Generally I just don't appreciate when someone jumps from "I care about this" to "everyone cares about this for obvious reasons." Focus on what something means to you, and being sincere about it. But that is just my advice for writing, take it or leave it.

Also, are browser text area inputs monospaced by default for everyone? Or did I configure that for myself long ago and forget? If it's not just me, maybe the "reasons" you're alluding to are not so obvious. Anyway, I have no trouble at all reading the long comments I type into text areas.

And more power to people for embracing agency :)

applfanboysbgon 5 hours ago | parent | prev [-]

> a reason we're not reading monospaced here

Legacy decisions as a remnant from a time when taking more space on paper cost pages and therefore resources, remaining as a default from centuries of inertia in how text is printed?

tptacek 5 hours ago | parent [-]

No, prose set in monospace is harder to read. The "legacy" is monospace! We went way out of our way to to get proportional typesetting working.

But seriously: you do you. There are people who code in proportional typefaces and they're as baffling to me as you are right now. Let a thousand Markdown viewers bloom.

applfanboysbgon 4 hours ago | parent [-]

> The "legacy" is monospace! We went way out of our way to to get proportional typesetting working.

The legacy is proportional, at least in Latin script and its ancestors. Handwriting was proportional, of course, and so was Gutenberg's printing press. Books and newspapers have virtually always been printed in proportional type.

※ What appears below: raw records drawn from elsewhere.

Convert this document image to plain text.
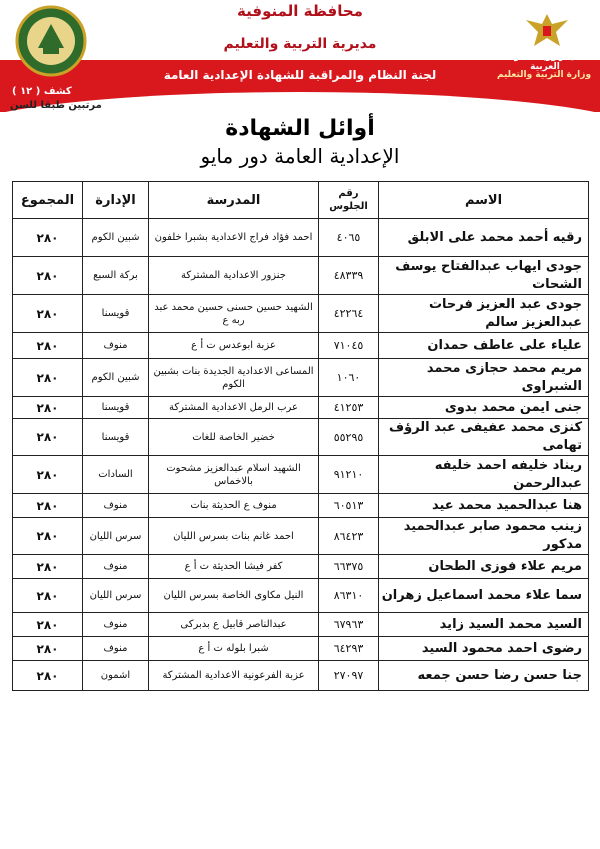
محافظة المنوفية
مديرية التربية والتعليم
لجنة النظام والمراقبة للشهادة الإعدادية العامة
جمهورية مصر العربية
وزارة التربية والتعليم
كشف ( ١٢ )
مرتبين طبقا للسن
أوائل الشهادة
الإعدادية العامة دور مايو
الاسم	رقم الجلوس	المدرسة	الإدارة	المجموع
رقيه أحمد محمد على الابلق	٤٠٦٥	احمد فؤاد فراج الاعدادية بشبرا خلفون	شبين الكوم	٢٨٠
جودى ايهاب عبدالفتاح يوسف الشحات	٤٨٣٣٩	جنزور الاعدادية المشتركة	بركة السبع	٢٨٠
جودى عبد العزيز فرحات عبدالعزيز سالم	٤٢٢٦٤	الشهيد حسين حسنى حسين محمد عبد ربه ع	قويسنا	٢٨٠
علياء على عاطف حمدان	٧١٠٤٥	عزبة ابوعدس ت أ ع	منوف	٢٨٠
مريم محمد حجازى محمد الشبراوى	١٠٦٠	المساعى الاعدادية الجديدة بنات بشبين الكوم	شبين الكوم	٢٨٠
جنى ايمن محمد بدوى	٤١٢٥٣	عرب الرمل الاعدادية المشتركة	قويسنا	٢٨٠
كنزى محمد عفيفى عبد الرؤف تهامى	٥٥٢٩٥	خضير الخاصة للغات	قويسنا	٢٨٠
ريناد خليفه احمد خليفه عبدالرحمن	٩١٢١٠	الشهيد اسلام عبدالعزيز مشحوت بالاخماس	السادات	٢٨٠
هنا عبدالحميد محمد عيد	٦٠٥١٣	منوف ع الحديثة بنات	منوف	٢٨٠
زينب محمود صابر عبدالحميد مدكور	٨٦٤٢٣	احمد غانم بنات بسرس الليان	سرس الليان	٢٨٠
مريم علاء فوزى الطحان	٦٦٣٧٥	كفر فيشا الحديثة ت أ ع	منوف	٢٨٠
سما علاء محمد اسماعيل زهران	٨٦٣١٠	النيل مكاوى الخاصة بسرس الليان	سرس الليان	٢٨٠
السيد محمد السيد زايد	٦٧٩٦٣	عبدالناصر قابيل ع بدبركى	منوف	٢٨٠
رضوى احمد محمود السيد	٦٤٢٩٣	شبرا بلوله ت أ ع	منوف	٢٨٠
جنا حسن رضا حسن جمعه	٢٧٠٩٧	عزبة الفرعونية الاعدادية المشتركة	اشمون	٢٨٠
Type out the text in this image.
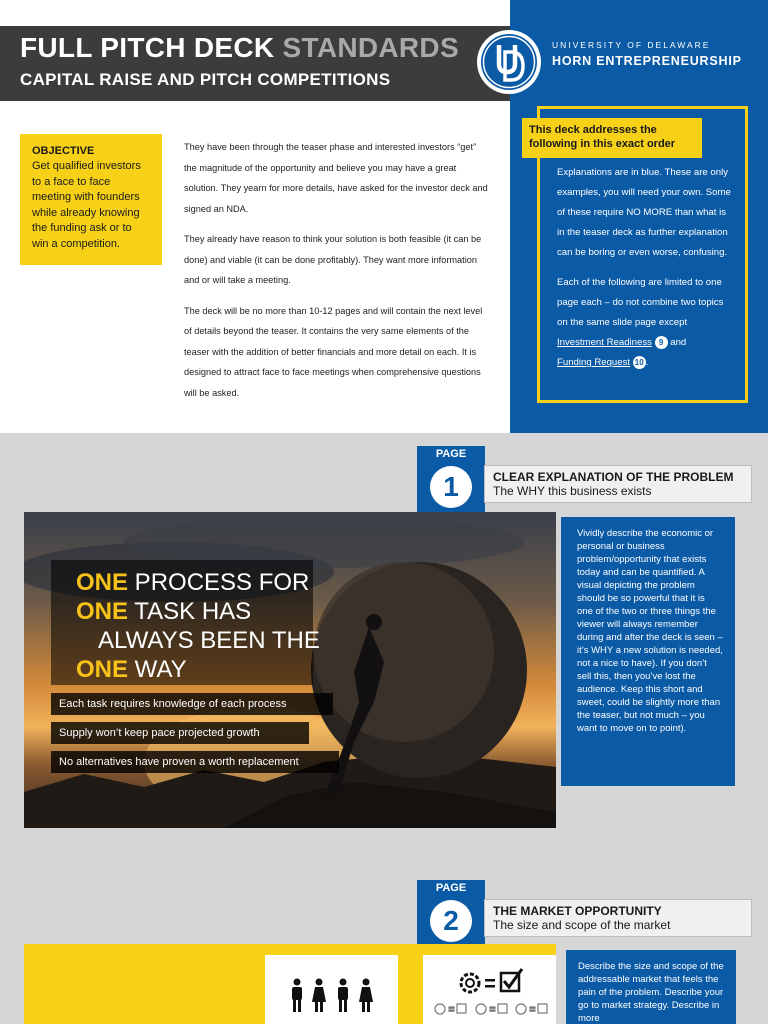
FULL PITCH DECK STANDARDS
CAPITAL RAISE AND PITCH COMPETITIONS
UNIVERSITY OF DELAWARE
HORN ENTREPRENEURSHIP
This deck addresses the following in this exact order

Explanations are in blue. These are only examples, you will need your own. Some of these require NO MORE than what is in the teaser deck as further explanation can be boring or even worse, confusing.

Each of the following are limited to one page each – do not combine two topics on the same slide page except Investment Readiness 9 and
Funding Request 10 .

OBJECTIVE
Get qualified investors to a face to face meeting with founders while already knowing the funding ask or to win a competition.

They have been through the teaser phase and interested investors “get” the magnitude of the opportunity and believe you may have a great solution. They yearn for more details, have asked for the investor deck and signed an NDA.

They already have reason to think your solution is both feasible (it can be done) and viable (it can be done profitably). They want more information and or will take a meeting.

The deck will be no more than 10-12 pages and will contain the next level of details beyond the teaser. It contains the very same elements of the teaser with the addition of better financials and more detail on each. It is designed to attract face to face meetings when comprehensive questions will be asked.

PAGE
1	CLEAR EXPLANATION OF THE PROBLEM
The WHY this business exists
ONE PROCESS FOR
ONE TASK HAS
ALWAYS BEEN THE
ONE WAY
Each task requires knowledge of each process
Supply won’t keep pace projected growth
No alternatives have proven a worth replacement
Vividly describe the economic or personal or business problem/opportunity that exists today and can be quantified. A visual depicting the problem should be so powerful that it is one of the two or three things the viewer will always remember during and after the deck is seen – it’s WHY a new solution is needed, not a nice to have). If you don’t sell this, then you’ve lost the audience. Keep this short and sweet, could be slightly more than the teaser, but not much – you want to move on to point).
PAGE
2	THE MARKET OPPORTUNITY
The size and scope of the market
Describe the size and scope of the addressable market that feels the pain of the problem. Describe your go to market strategy. Describe in more
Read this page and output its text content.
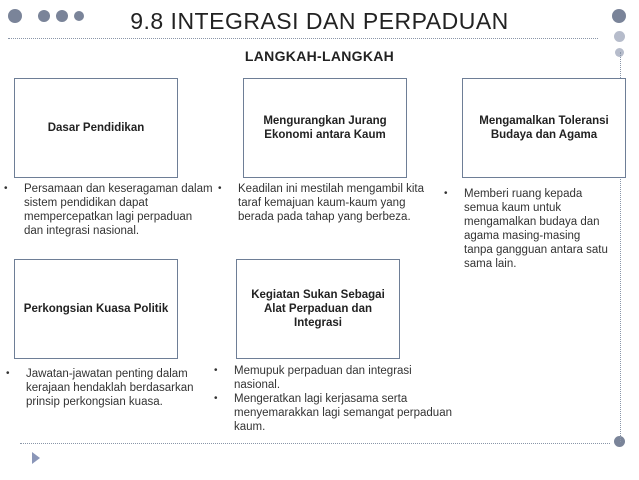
9.8 INTEGRASI DAN PERPADUAN
LANGKAH-LANGKAH
Dasar Pendidikan
• Persamaan dan keseragaman dalam sistem pendidikan dapat mempercepatkan lagi perpaduan dan integrasi nasional.
Mengurangkan Jurang Ekonomi antara Kaum
• Keadilan ini mestilah mengambil kita taraf kemajuan kaum-kaum yang berada pada tahap yang berbeza.
Mengamalkan Toleransi Budaya dan Agama
• Memberi ruang kepada semua kaum untuk mengamalkan budaya dan agama masing-masing tanpa gangguan antara satu sama lain.
Perkongsian Kuasa Politik
• Jawatan-jawatan penting dalam kerajaan hendaklah berdasarkan prinsip perkongsian kuasa.
Kegiatan Sukan Sebagai Alat Perpaduan dan Integrasi
• Memupuk perpaduan dan integrasi nasional.
• Mengeratkan lagi kerjasama serta menyemarakkan lagi semangat perpaduan kaum.
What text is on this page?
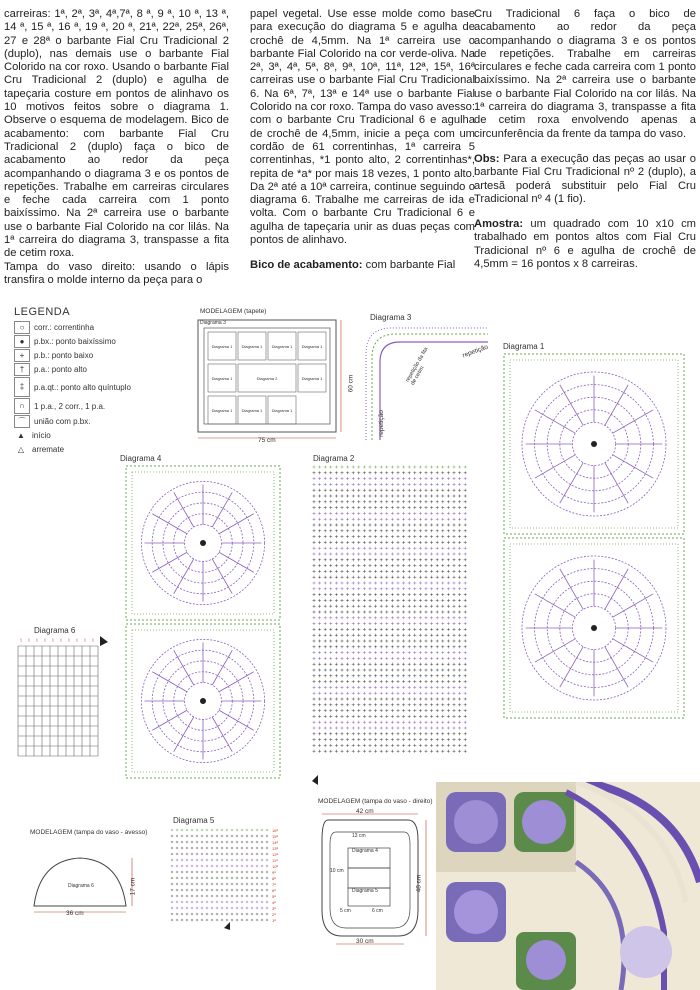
carreiras: 1ª, 2ª, 3ª, 4ª,7ª, 8 ª, 9 ª, 10 ª, 13 ª, 14 ª, 15 ª, 16 ª, 19 ª, 20 ª, 21ª, 22ª, 25ª, 26ª, 27 e 28ª o barbante Fial Cru Tradicional 2 (duplo), nas demais use o barbante Fial Colorido na cor roxo. Usando o barbante Fial Cru Tradicional 2 (duplo) e agulha de tapeçaria costure em pontos de alinhavo os 10 motivos feitos sobre o diagrama 1. Observe o esquema de modelagem. Bico de acabamento: com barbante Fial Cru Tradicional 2 (duplo) faça o bico de acabamento ao redor da peça acompanhando o diagrama 3 e os pontos de repetições. Trabalhe em carreiras circulares e feche cada carreira com 1 ponto baixíssimo. Na 2ª carreira use o barbante use o barbante Fial Colorido na cor lilás. Na 1ª carreira do diagrama 3, transpasse a fita de cetim roxa.

Tampa do vaso direito: usando o lápis transfira o molde interno da peça para o

papel vegetal. Use esse molde como base para execução do diagrama 5 e agulha de crochê de 4,5mm. Na 1ª carreira use o barbante Fial Colorido na cor verde-oliva. Na 2ª, 3ª, 4ª, 5ª, 8ª, 9ª, 10ª, 11ª, 12ª, 15ª, 16ª carreiras use o barbante Fial Cru Tradicional 6. Na 6ª, 7ª, 13ª e 14ª use o barbante Fial Colorido na cor roxo. Tampa do vaso avesso: com o barbante Cru Tradicional 6 e agulha de crochê de 4,5mm, inicie a peça com um cordão de 61 correntinhas, 1ª carreira 5 correntinhas, *1 ponto alto, 2 correntinhas*, repita de *a* por mais 18 vezes, 1 ponto alto. Da 2ª até a 10ª carreira, continue seguindo o diagrama 6. Trabalhe me carreiras de ida e volta. Com o barbante Cru Tradicional 6 e agulha de tapeçaria unir as duas peças com pontos de alinhavo.

Bico de acabamento: com barbante Fial

Cru Tradicional 6 faça o bico de acabamento ao redor da peça acompanhando o diagrama 3 e os pontos de repetições. Trabalhe em carreiras circulares e feche cada carreira com 1 ponto baixíssimo. Na 2ª carreira use o barbante use o barbante Fial Colorido na cor lilás. Na 1ª carreira do diagrama 3, transpasse a fita de cetim roxa envolvendo apenas a circunferência da frente da tampa do vaso.

Obs: Para a execução das peças ao usar o barbante Fial Cru Tradicional nº 2 (duplo), a artesã poderá substituir pelo Fial Cru Tradicional nº 4 (1 fio).

Amostra: um quadrado com 10 x10 cm trabalhado em pontos altos com Fial Cru Tradicional nº 6 e agulha de crochê de 4,5mm = 16 pontos x 8 carreiras.

LEGENDA
○	corr.: correntinha
●	p.bx.: ponto baixíssimo
+	p.b.: ponto baixo
†	p.a.: ponto alto
‡	p.a.qt.: ponto alto quíntuplo
∩	1 p.a., 2 corr., 1 p.a.
⌒	união com p.bx.
▲ início
△ arremate
MODELAGEM (tapete)
Diagrama 1 Diagrama 1 Diagrama 1 Diagrama 1
Diagrama 1	Diagrama 2	Diagrama 1
Diagrama 1 Diagrama 1 Diagrama 1
Diagrama 3
75 cm
60 cm
Diagrama 3
repetição da fita de cetim
repetição
repetição
Diagrama 1
Diagrama 4	Diagrama 2
Diagrama 6
¹ ¹ ¹ ¹ ¹ ¹ ¹ ¹ ¹ ¹
MODELAGEM (tampa do vaso - avesso)
Diagrama 6
36 cm
17 cm
Diagrama 5
16ª
15ª
14ª
13ª
12ª
11ª
10ª
9ª
8ª
7ª
6ª
5ª
4ª
3ª
2ª
1ª
MODELAGEM (tampa do vaso - direito)
42 cm
30 cm
48 cm
Diagrama 4
Diagrama 5
13 cm
10 cm
5 cm	6 cm
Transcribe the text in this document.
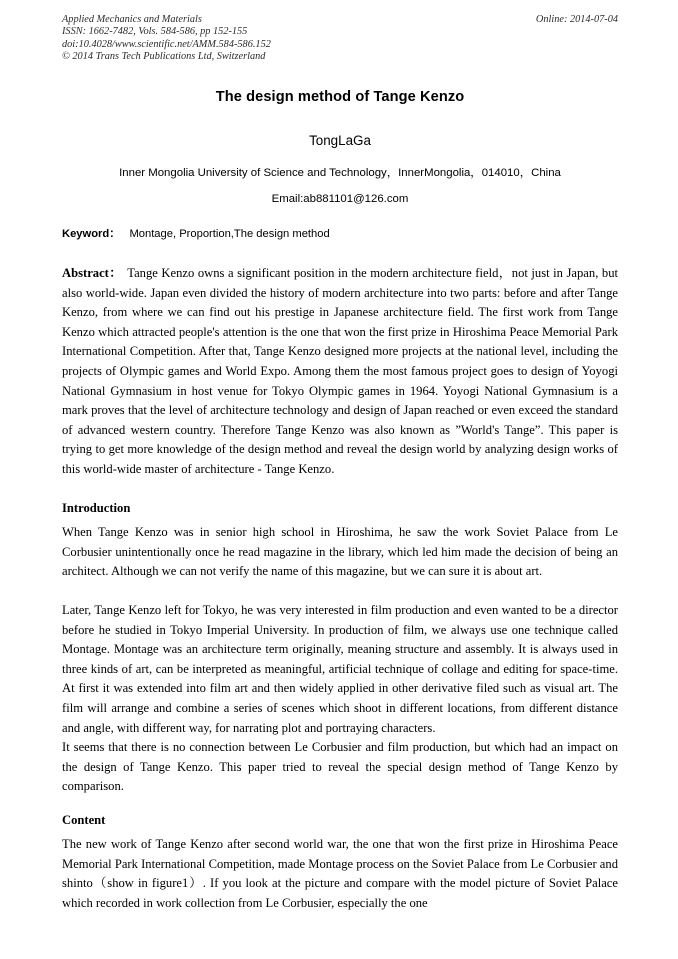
Applied Mechanics and Materials
ISSN: 1662-7482, Vols. 584-586, pp 152-155
doi:10.4028/www.scientific.net/AMM.584-586.152
© 2014 Trans Tech Publications Ltd, Switzerland
Online: 2014-07-04
The design method of Tange Kenzo
TongLaGa
Inner Mongolia University of Science and Technology，InnerMongolia，014010，China
Email:ab881101@126.com
Keyword： Montage, Proportion,The design method
Abstract： Tange Kenzo owns a significant position in the modern architecture field，not just in Japan, but also world-wide. Japan even divided the history of modern architecture into two parts: before and after Tange Kenzo, from where we can find out his prestige in Japanese architecture field. The first work from Tange Kenzo which attracted people's attention is the one that won the first prize in Hiroshima Peace Memorial Park International Competition. After that, Tange Kenzo designed more projects at the national level, including the projects of Olympic games and World Expo. Among them the most famous project goes to design of Yoyogi National Gymnasium in host venue for Tokyo Olympic games in 1964. Yoyogi National Gymnasium is a mark proves that the level of architecture technology and design of Japan reached or even exceed the standard of advanced western country. Therefore Tange Kenzo was also known as ”World's Tange”. This paper is trying to get more knowledge of the design method and reveal the design world by analyzing design works of this world-wide master of architecture - Tange Kenzo.
Introduction
When Tange Kenzo was in senior high school in Hiroshima, he saw the work Soviet Palace from Le Corbusier unintentionally once he read magazine in the library, which led him made the decision of being an architect. Although we can not verify the name of this magazine, but we can sure it is about art.
Later, Tange Kenzo left for Tokyo, he was very interested in film production and even wanted to be a director before he studied in Tokyo Imperial University. In production of film, we always use one technique called Montage. Montage was an architecture term originally, meaning structure and assembly. It is always used in three kinds of art, can be interpreted as meaningful, artificial technique of collage and editing for space-time. At first it was extended into film art and then widely applied in other derivative filed such as visual art. The film will arrange and combine a series of scenes which shoot in different locations, from different distance and angle, with different way, for narrating plot and portraying characters.
It seems that there is no connection between Le Corbusier and film production, but which had an impact on the design of Tange Kenzo. This paper tried to reveal the special design method of Tange Kenzo by comparison.
Content
The new work of Tange Kenzo after second world war, the one that won the first prize in Hiroshima Peace Memorial Park International Competition, made Montage process on the Soviet Palace from Le Corbusier and shinto（show in figure1）. If you look at the picture and compare with the model picture of Soviet Palace which recorded in work collection from Le Corbusier, especially the one
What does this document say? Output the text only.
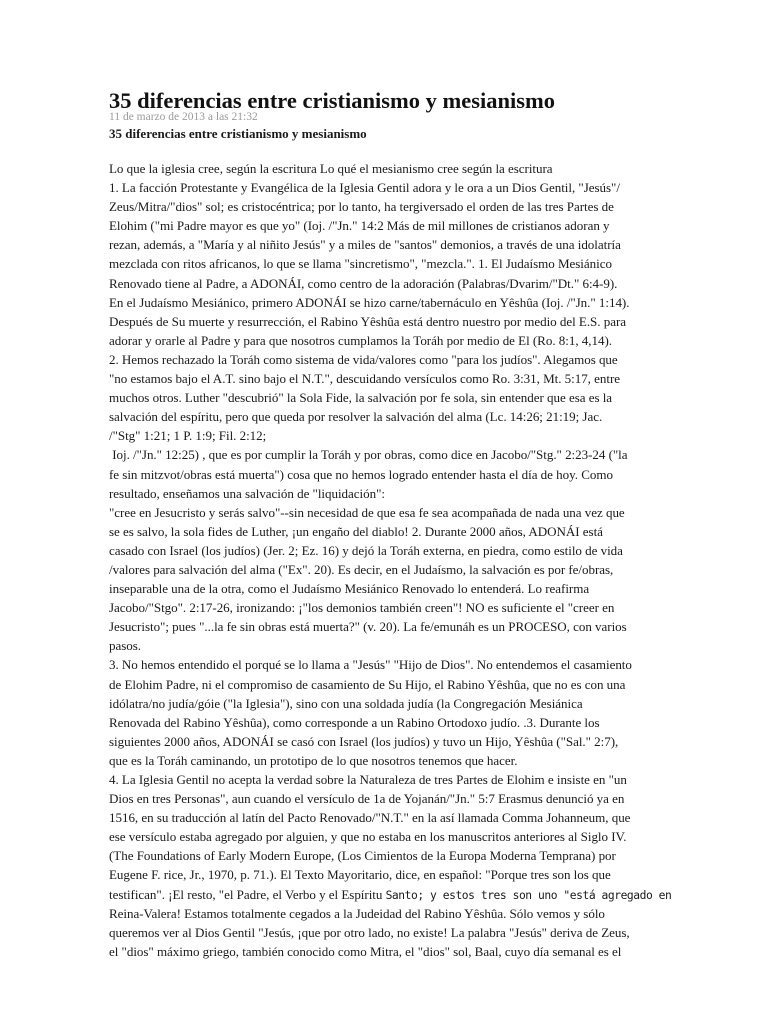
35 diferencias entre cristianismo y mesianismo
11 de marzo de 2013 a las 21:32
35 diferencias entre cristianismo y mesianismo
Lo que la iglesia cree, según la escritura Lo qué el mesianismo cree según la escritura
1. La facción Protestante y Evangélica de la Iglesia Gentil adora y le ora a un Dios Gentil, "Jesús"/
Zeus/Mitra/"dios" sol; es cristocéntrica; por lo tanto, ha tergiversado el orden de las tres Partes de
Elohim ("mi Padre mayor es que yo" (Ioj. /"Jn." 14:2 Más de mil millones de cristianos adoran y
rezan, además, a "María y al niñito Jesús" y a miles de "santos" demonios, a través de una idolatría
mezclada con ritos africanos, lo que se llama "sincretismo", "mezcla.". 1. El Judaísmo Mesiánico
Renovado tiene al Padre, a ADONÁI, como centro de la adoración (Palabras/Dvarim/"Dt." 6:4-9).
En el Judaísmo Mesiánico, primero ADONÁI se hizo carne/tabernáculo en Yêshûa (Ioj. /"Jn." 1:14).
Después de Su muerte y resurrección, el Rabino Yêshûa está dentro nuestro por medio del E.S. para
adorar y orarle al Padre y para que nosotros cumplamos la Toráh por medio de El (Ro. 8:1, 4,14).
2. Hemos rechazado la Toráh como sistema de vida/valores como "para los judíos". Alegamos que
"no estamos bajo el A.T. sino bajo el N.T.", descuidando versículos como Ro. 3:31, Mt. 5:17, entre
muchos otros. Luther "descubrió" la Sola Fide, la salvación por fe sola, sin entender que esa es la
salvación del espíritu, pero que queda por resolver la salvación del alma (Lc. 14:26; 21:19; Jac.
/"Stg" 1:21; 1 P. 1:9; Fil. 2:12;
Ioj. /"Jn." 12:25) , que es por cumplir la Toráh y por obras, como dice en Jacobo/"Stg." 2:23-24 ("la
fe sin mitzvot/obras está muerta") cosa que no hemos logrado entender hasta el día de hoy. Como
resultado, enseñamos una salvación de "liquidación":
"cree en Jesucristo y serás salvo"--sin necesidad de que esa fe sea acompañada de nada una vez que
se es salvo, la sola fides de Luther, ¡un engaño del diablo! 2. Durante 2000 años, ADONÁI está
casado con Israel (los judíos) (Jer. 2; Ez. 16) y dejó la Toráh externa, en piedra, como estilo de vida
/valores para salvación del alma ("Ex". 20). Es decir, en el Judaísmo, la salvación es por fe/obras,
inseparable una de la otra, como el Judaísmo Mesiánico Renovado lo entenderá. Lo reafirma
Jacobo/"Stgo". 2:17-26, ironizando: ¡"los demonios también creen"! NO es suficiente el "creer en
Jesucristo"; pues "...la fe sin obras está muerta?" (v. 20). La fe/emunáh es un PROCESO, con varios
pasos.
3. No hemos entendido el porqué se lo llama a "Jesús" "Hijo de Dios". No entendemos el casamiento
de Elohim Padre, ni el compromiso de casamiento de Su Hijo, el Rabino Yêshûa, que no es con una
idólatra/no judía/góie ("la Iglesia"), sino con una soldada judía (la Congregación Mesiánica
Renovada del Rabino Yêshûa), como corresponde a un Rabino Ortodoxo judío. .3. Durante los
siguientes 2000 años, ADONÁI se casó con Israel (los judíos) y tuvo un Hijo, Yêshûa ("Sal." 2:7),
que es la Toráh caminando, un prototipo de lo que nosotros tenemos que hacer.
4. La Iglesia Gentil no acepta la verdad sobre la Naturaleza de tres Partes de Elohim e insiste en "un
Dios en tres Personas", aun cuando el versículo de 1a de Yojanán/"Jn." 5:7 Erasmus denunció ya en
1516, en su traducción al latín del Pacto Renovado/"N.T." en la así llamada Comma Johanneum, que
ese versículo estaba agregado por alguien, y que no estaba en los manuscritos anteriores al Siglo IV.
(The Foundations of Early Modern Europe, (Los Cimientos de la Europa Moderna Temprana) por
Eugene F. rice, Jr., 1970, p. 71.). El Texto Mayoritario, dice, en español: "Porque tres son los que
testifican". ¡El resto, "el Padre, el Verbo y el Espíritu Santo; y estos tres son uno "está agregado en
Reina-Valera! Estamos totalmente cegados a la Judeidad del Rabino Yêshûa. Sólo vemos y sólo
queremos ver al Dios Gentil "Jesús, ¡que por otro lado, no existe! La palabra "Jesús" deriva de Zeus,
el "dios" máximo griego, también conocido como Mitra, el "dios" sol, Baal, cuyo día semanal es el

In Chinese and Japanese, monospace is legacy in both handwriting and print... and also still universally used today. All Chinese and Japanese text is monospaced by default. Billions of people are getting by just fine reading monospaced prose.

I don't really know where this conception that monospaced is somehow objectively harder to read is coming from. Actually, this is the first I've ever heard of the complaint. I can't help but wonder if you've been subjected to some very bad monospaced fonts in prose or something.

mrob 4 hours ago | parent [-]

Monospace text is objectively less dense, which means you have to move your eyes more. Every eye movement is an opportunity for error. Monospace text only makes sense when seeing exact character counts matters (which it often does in computer code).

applfanboysbgon 4 hours ago | parent [-]

One could argue that less density, as well as standardised widths, significantly reduces opportunity for error compared to cluttered text that is constantly varying how it is displayed. Perhaps moving your eyes more increases opportunity for error by 10% but easier-to-parse characters decreases the opportunity for error by 20%?